Z-Pack and the Flu
The flu season is heading straight towards us. I was taught that it takes a week to get over a cold or you can take cold medicine and it will only take 7 days. The symptoms can be alleviated, but the cold will go on. Antibiotics like a Z-pack won’t do any good because a flu is a virus. I thought the flu was bacterial and would respond to antibiotics but I was wrong — most of the time the flu is a virus also.
I asked my doctor, Eileen Hoffman, MD, (and Clinical Associate Professor, Dept. of Medicine at NYU Langone Center) what the deal was. She told me that she just finished a course at Harvard on Infectious Diseases in Primary Care. “The bottom line is most things don’t require antibiotics — especially respiratory ones: Green phlegm can be seen in viral infections and doesn’t mean it’s bacterial and requires antibiotics.” The Harvard course recommended waiting 2 WEEKS before using antibiotics to treat a cough.

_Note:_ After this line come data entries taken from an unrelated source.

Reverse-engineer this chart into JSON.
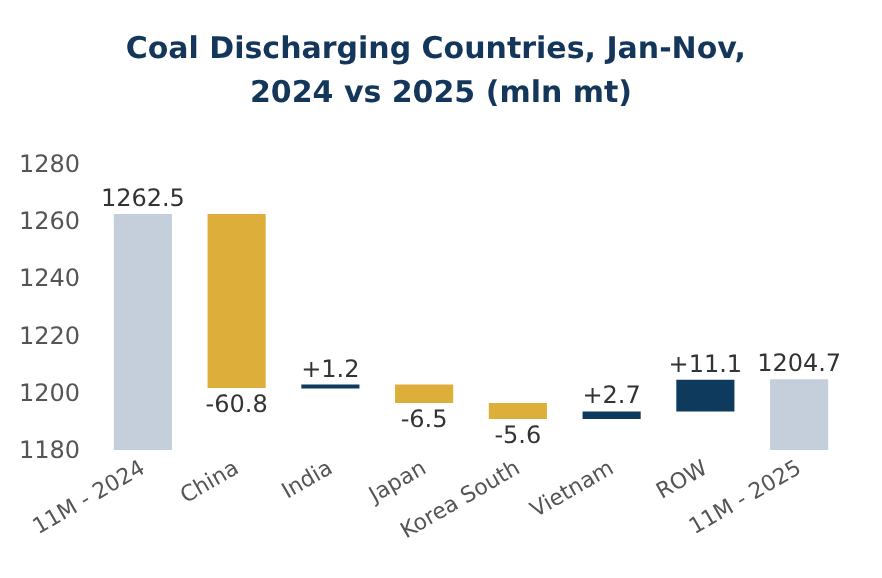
{
  "chart_data": {
    "type": "bar",
    "title": "Coal Discharging Countries, Jan-Nov, 2024 vs 2025 (mln mt)",
    "categories": [
      "11M - 2024",
      "China",
      "India",
      "Japan",
      "Korea South",
      "Vietnam",
      "ROW",
      "11M - 2025"
    ],
    "values": [
      1262.5,
      -60.8,
      1.2,
      -6.5,
      -5.6,
      2.7,
      11.1,
      1204.7
    ],
    "base": [
      0,
      1262.5,
      1201.7,
      1202.9,
      1196.4,
      1190.8,
      1193.5,
      0
    ],
    "colors": [
      "#c5cfdb",
      "#deae3a",
      "#0e3a5e",
      "#deae3a",
      "#deae3a",
      "#0e3a5e",
      "#0e3a5e",
      "#c5cfdb"
    ],
    "value_labels": [
      "1262.5",
      "-60.8",
      "+1.2",
      "-6.5",
      "-5.6",
      "+2.7",
      "+11.1",
      "1204.7"
    ],
    "ylim": [
      1180,
      1280
    ],
    "yticks": [
      1180,
      1200,
      1220,
      1240,
      1260,
      1280
    ],
    "grid": false
  }
}
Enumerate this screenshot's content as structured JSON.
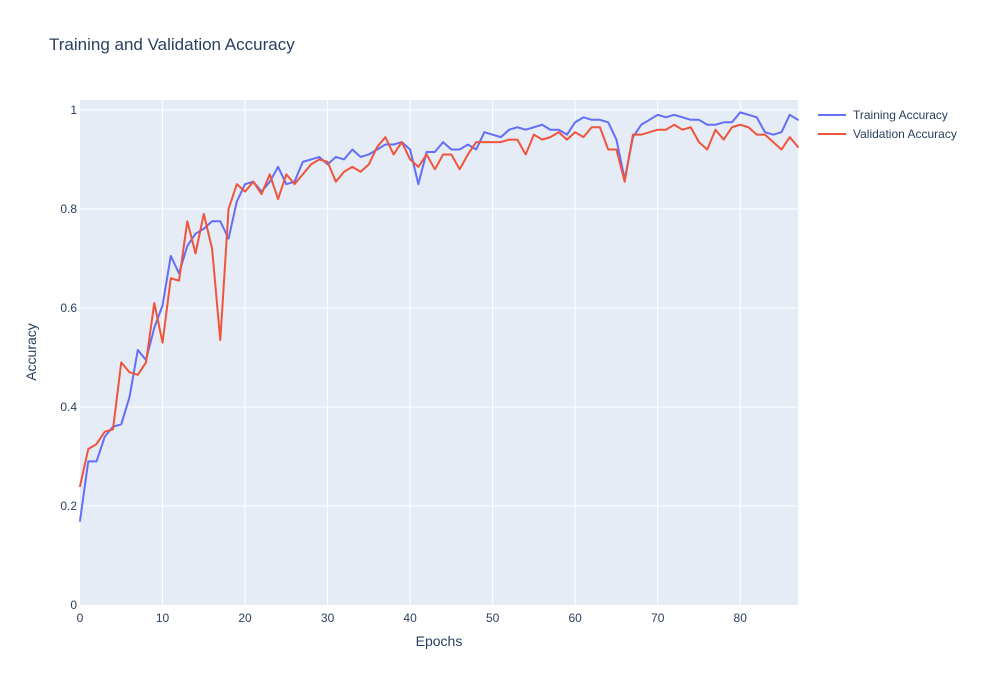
{
  "chart_data": {
    "type": "line",
    "title": "Training and Validation Accuracy",
    "xlabel": "Epochs",
    "ylabel": "Accuracy",
    "xlim": [
      0,
      87
    ],
    "ylim": [
      0,
      1.02
    ],
    "x_ticks": [
      0,
      10,
      20,
      30,
      40,
      50,
      60,
      70,
      80
    ],
    "y_ticks": [
      0,
      0.2,
      0.4,
      0.6,
      0.8,
      1
    ],
    "x_tick_labels": [
      "0",
      "10",
      "20",
      "30",
      "40",
      "50",
      "60",
      "70",
      "80"
    ],
    "y_tick_labels": [
      "0",
      "0.2",
      "0.4",
      "0.6",
      "0.8",
      "1"
    ],
    "grid": true,
    "legend_position": "top-right",
    "x": [
      0,
      1,
      2,
      3,
      4,
      5,
      6,
      7,
      8,
      9,
      10,
      11,
      12,
      13,
      14,
      15,
      16,
      17,
      18,
      19,
      20,
      21,
      22,
      23,
      24,
      25,
      26,
      27,
      28,
      29,
      30,
      31,
      32,
      33,
      34,
      35,
      36,
      37,
      38,
      39,
      40,
      41,
      42,
      43,
      44,
      45,
      46,
      47,
      48,
      49,
      50,
      51,
      52,
      53,
      54,
      55,
      56,
      57,
      58,
      59,
      60,
      61,
      62,
      63,
      64,
      65,
      66,
      67,
      68,
      69,
      70,
      71,
      72,
      73,
      74,
      75,
      76,
      77,
      78,
      79,
      80,
      81,
      82,
      83,
      84,
      85,
      86,
      87
    ],
    "series": [
      {
        "name": "Training Accuracy",
        "color": "#636efa",
        "values": [
          0.17,
          0.29,
          0.29,
          0.34,
          0.36,
          0.365,
          0.42,
          0.515,
          0.495,
          0.56,
          0.605,
          0.705,
          0.67,
          0.725,
          0.75,
          0.76,
          0.775,
          0.775,
          0.74,
          0.815,
          0.85,
          0.855,
          0.835,
          0.855,
          0.885,
          0.85,
          0.855,
          0.895,
          0.9,
          0.905,
          0.89,
          0.905,
          0.9,
          0.92,
          0.905,
          0.91,
          0.92,
          0.93,
          0.93,
          0.935,
          0.92,
          0.85,
          0.915,
          0.915,
          0.935,
          0.92,
          0.92,
          0.93,
          0.92,
          0.955,
          0.95,
          0.945,
          0.96,
          0.965,
          0.96,
          0.965,
          0.97,
          0.96,
          0.96,
          0.95,
          0.975,
          0.985,
          0.98,
          0.98,
          0.975,
          0.94,
          0.86,
          0.945,
          0.97,
          0.98,
          0.99,
          0.985,
          0.99,
          0.985,
          0.98,
          0.98,
          0.97,
          0.97,
          0.975,
          0.975,
          0.995,
          0.99,
          0.985,
          0.955,
          0.95,
          0.955,
          0.99,
          0.98
        ]
      },
      {
        "name": "Validation Accuracy",
        "color": "#ef553b",
        "values": [
          0.24,
          0.315,
          0.325,
          0.35,
          0.355,
          0.49,
          0.47,
          0.465,
          0.49,
          0.61,
          0.53,
          0.66,
          0.655,
          0.775,
          0.71,
          0.79,
          0.72,
          0.535,
          0.8,
          0.85,
          0.835,
          0.855,
          0.83,
          0.87,
          0.82,
          0.87,
          0.85,
          0.87,
          0.89,
          0.9,
          0.895,
          0.855,
          0.875,
          0.885,
          0.875,
          0.89,
          0.925,
          0.945,
          0.91,
          0.935,
          0.9,
          0.885,
          0.91,
          0.88,
          0.91,
          0.91,
          0.88,
          0.91,
          0.935,
          0.935,
          0.935,
          0.935,
          0.94,
          0.94,
          0.91,
          0.95,
          0.94,
          0.945,
          0.955,
          0.94,
          0.955,
          0.945,
          0.965,
          0.965,
          0.92,
          0.92,
          0.855,
          0.95,
          0.95,
          0.955,
          0.96,
          0.96,
          0.97,
          0.96,
          0.965,
          0.935,
          0.92,
          0.96,
          0.94,
          0.965,
          0.97,
          0.965,
          0.95,
          0.95,
          0.935,
          0.92,
          0.945,
          0.925
        ]
      }
    ]
  }
}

There are exceptions, Dr. Hoffman noted. Community acquired pneumonia is different and is usually best diagnosed with a physical exam and chest x-ray. “They also recommended using older antibiotics as they have better response and less adverse events,” she added.
There are good reasons to avoid using antibiotics unless definitely needed. Side effects include diarrhea and vomiting; either can cause dehydration which is much more life-threatening than a cold. Antibiotic resistance is a very real concern. The term is a bit of a misnomer. It’s not that you develop a resistance to antibiotics, instead the bacteria in your body grows stronger than the typical antibiotic can manage.
Dr. Hoffman said, “More worrisome than antibiotic resistance is MRSA [methicillin-resistant Staphylococcus aureus] which is epidemic now in the overuse of antibiotics.”
So get your flu shot, stock up on cough drops. But don’t pressure your doctor into giving you antibiotics for the flu. Save the big guns so that they will work when you need them.